# Connect all HDMI to TV and optical to Receiver?



## FargateOne (Mar 3, 2015)

The technical service of my cable company gave me the following suggestion. I am suspicious because I am not an expert.
To get better sound in my 5.1 HT, he suggested to connect hdmi output from the DVD-player to hdmi input to the TV and to connect the hdmi out from the set-top box (cable decoder) to the tv (see my system in my profile) and a toslink cable from the tv to the receiver. He said that the optical would carry only audio signal for a better resut. Does this make sens ?
Actually, my connections are dvd and set-top to the receiver and from the recever to tv one hdmi.


----------



## Kal Rubinson (Aug 3, 2006)

FargateOne said:


> The technical service of my cable company gave me the following suggestion. I am suspicious because I am not an expert.
> To get better sound in my 5.1 HT, he suggested to connect hdmi output from the DVD-player to hdmi input to the TV and to connect the hdmi out from the set-top box (cable decoder) to the tv (see my system in my profile) and a toslink cable from the tv to the receiver. He said that the optical would carry only audio signal for a better resut. Does this make sens ?
> Actually, my connections are dvd and set-top to the receiver and from the recever to tv one hdmi.
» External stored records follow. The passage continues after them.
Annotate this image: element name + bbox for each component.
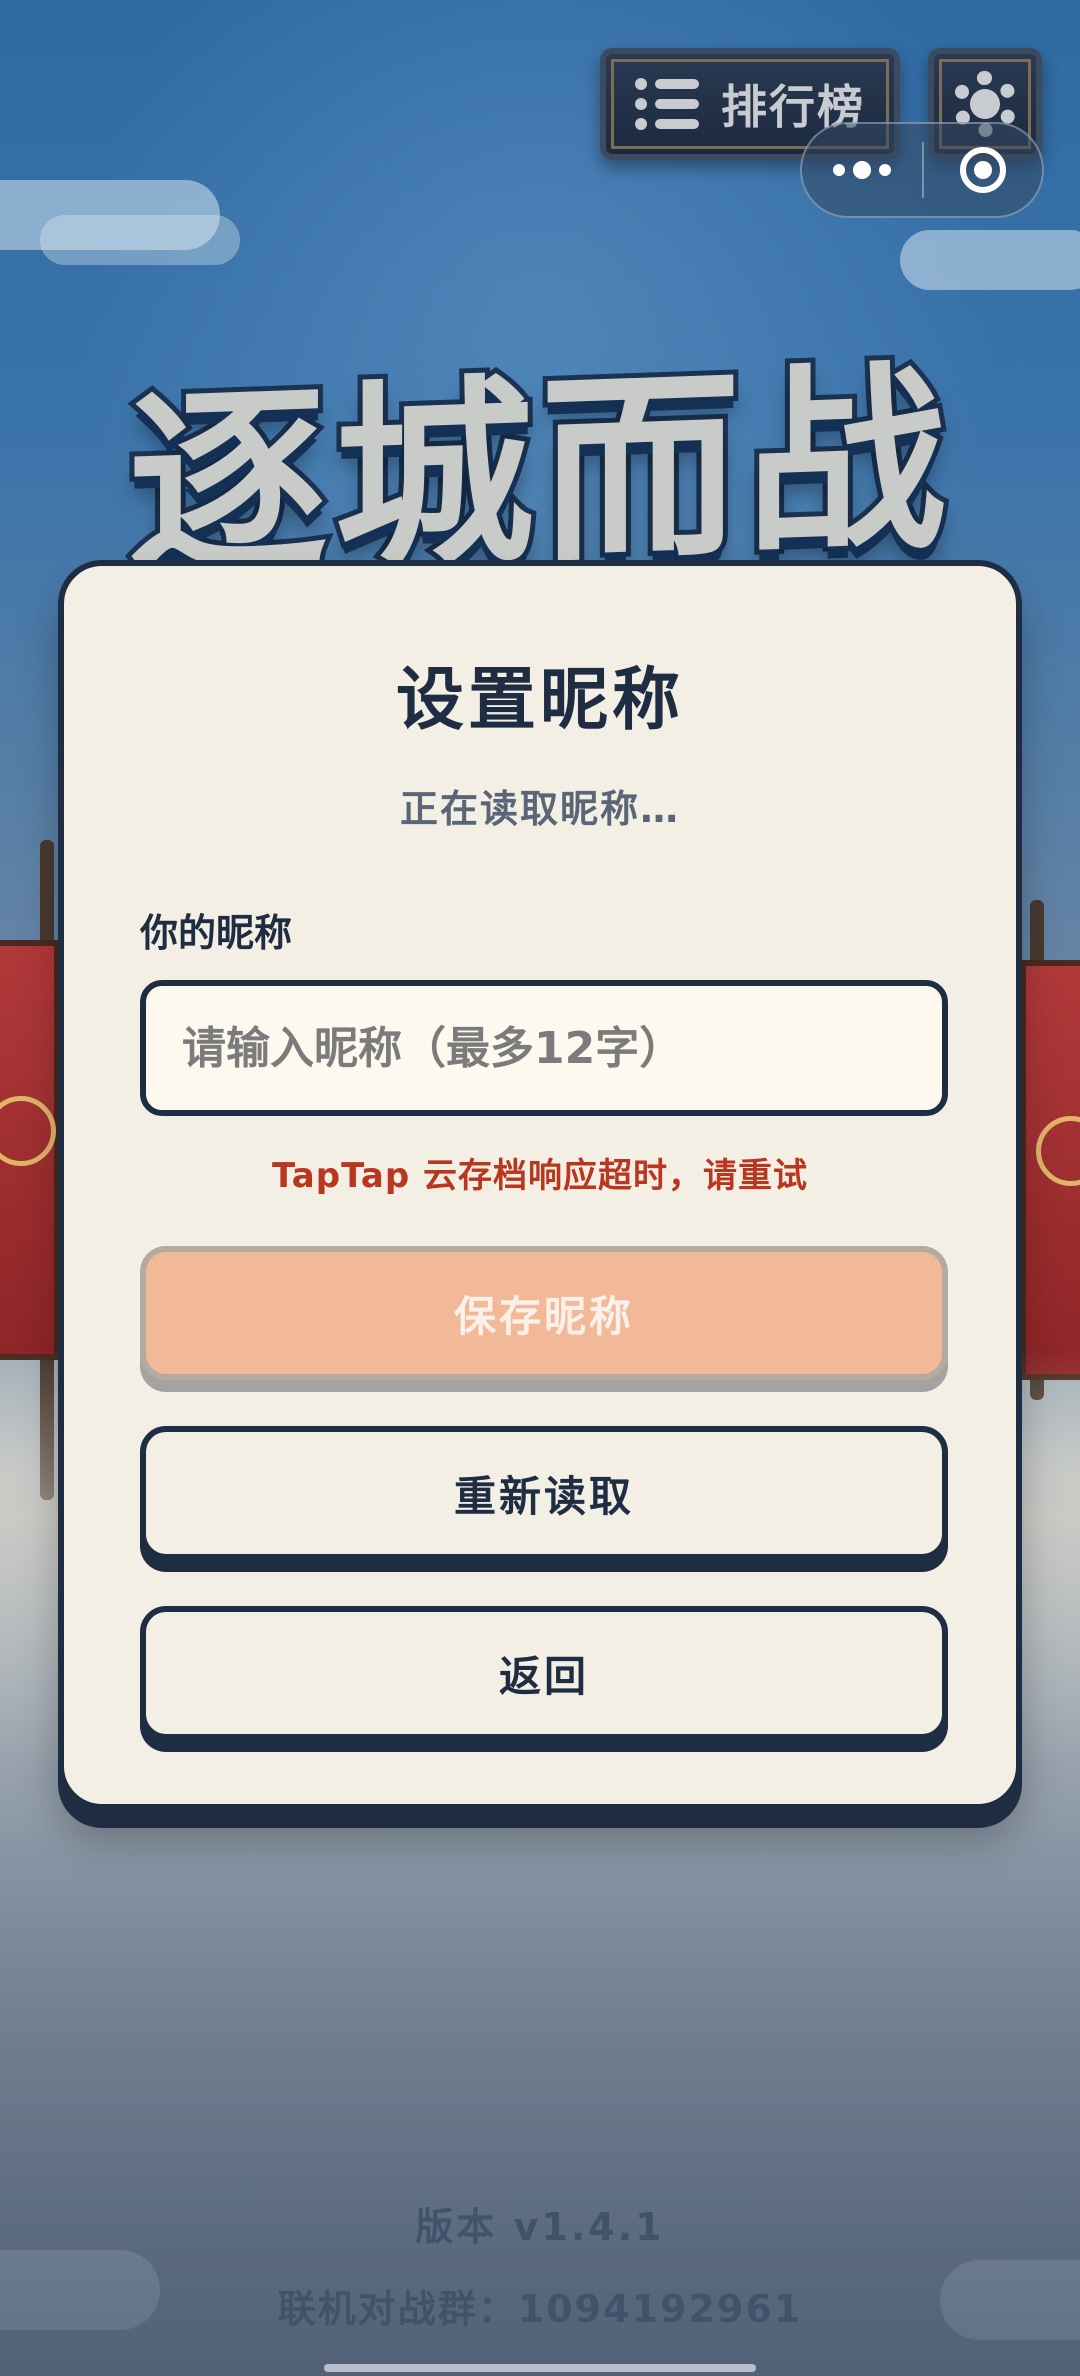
version-text: 版本 v1.4.1: [415, 2205, 665, 2249]
dragon-emblem-icon: [1036, 1116, 1080, 1186]
reload-button[interactable]: 重新读取: [140, 1426, 948, 1560]
home-indicator[interactable]: [324, 2364, 756, 2372]
game-logo: 逐城而战: [123, 338, 957, 610]
target-circle-icon: [960, 147, 1006, 193]
close-miniprogram-button[interactable]: [924, 147, 1042, 193]
nickname-dialog: 设置昵称 正在读取昵称… 你的昵称 TapTap 云存档响应超时，请重试 保存昵…: [58, 560, 1022, 1810]
save-nickname-button[interactable]: 保存昵称: [140, 1246, 948, 1380]
error-message: TapTap 云存档响应超时，请重试: [271, 1156, 809, 1196]
dialog-title: 设置昵称: [395, 661, 684, 740]
cloud: [40, 215, 240, 265]
dragon-emblem-icon: [0, 1096, 56, 1166]
more-dots-icon[interactable]: [802, 124, 922, 216]
nickname-input[interactable]: [140, 980, 948, 1116]
cloud: [900, 230, 1080, 290]
list-icon: [635, 78, 699, 130]
nickname-label: 你的昵称: [140, 911, 293, 955]
loading-status: 正在读取昵称…: [399, 787, 680, 831]
back-button[interactable]: 返回: [140, 1606, 948, 1740]
game-screen: 逐城而战 排行榜 设置昵称 正在读取昵称… 你的昵称 TapTap 云存档响应超…: [0, 0, 1080, 2376]
banner-right: [1020, 960, 1080, 1380]
group-number-text: 联机对战群：1094192961: [277, 2287, 803, 2331]
banner-left: [0, 940, 60, 1360]
miniprogram-capsule: [800, 122, 1044, 218]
It will work but one should do that only if absolutely necessary. Keep it the way you are doing it. Typically, feeding the sound through the TV will limit the format options available to the receiver. Also, there is no inherent advantage of toslink in this situation.


----------



## Mike Edwards (Mar 10, 2011)

what Kal said. unless you're getting artifacts in the audio or glitches I would keep it the way you have it. you it's illogical. you can test it out and A/B the results to see if it's better, but unless you're having issues that makes no sense


----------



## Lumen (May 17, 2014)

Kal Rubinson said:


> Also, there is no inherent advantage of toslink in this situation.


Just curious as to when it does offer an advantage?

Sent from my iPad using HTShack


----------



## FargateOne (Mar 3, 2015)

Thank all for your quick replies.
Maybe I am a dinausore in this computor and digital sound world (atmos with...123456789 speakers set up !!!) but I supected something wrong about this advice.
...and I am a lesser dinausore since I am member of HTS.


----------



## Kal Rubinson (Aug 3, 2006)

Lumen said:


> Just curious as to when it does offer an advantage?


When you need galvanic isolation, I guess.


----------



## Wayne A. Pflughaupt (Apr 13, 2006)

Lumen said:


> Just curious as to when it does offer an advantage?


Can’t speak for this particular connection scheme (the one proposed by the cable company), but I’ve seen plenty of situations where HDMI to the receiver and then HDMI to the TV resulted in drop-outs in the audio with some components. Adding a toslink or S/PDIF connection eliminated the problem.

Regards,
Wayne


----------



## tonyvdb (Sep 5, 2007)

Also note that optical will not carry the Dolby TruHD or DTS Master audio signals. So from the cable box that is ok but the Bluray player you will loose the uncompressed audio.


----------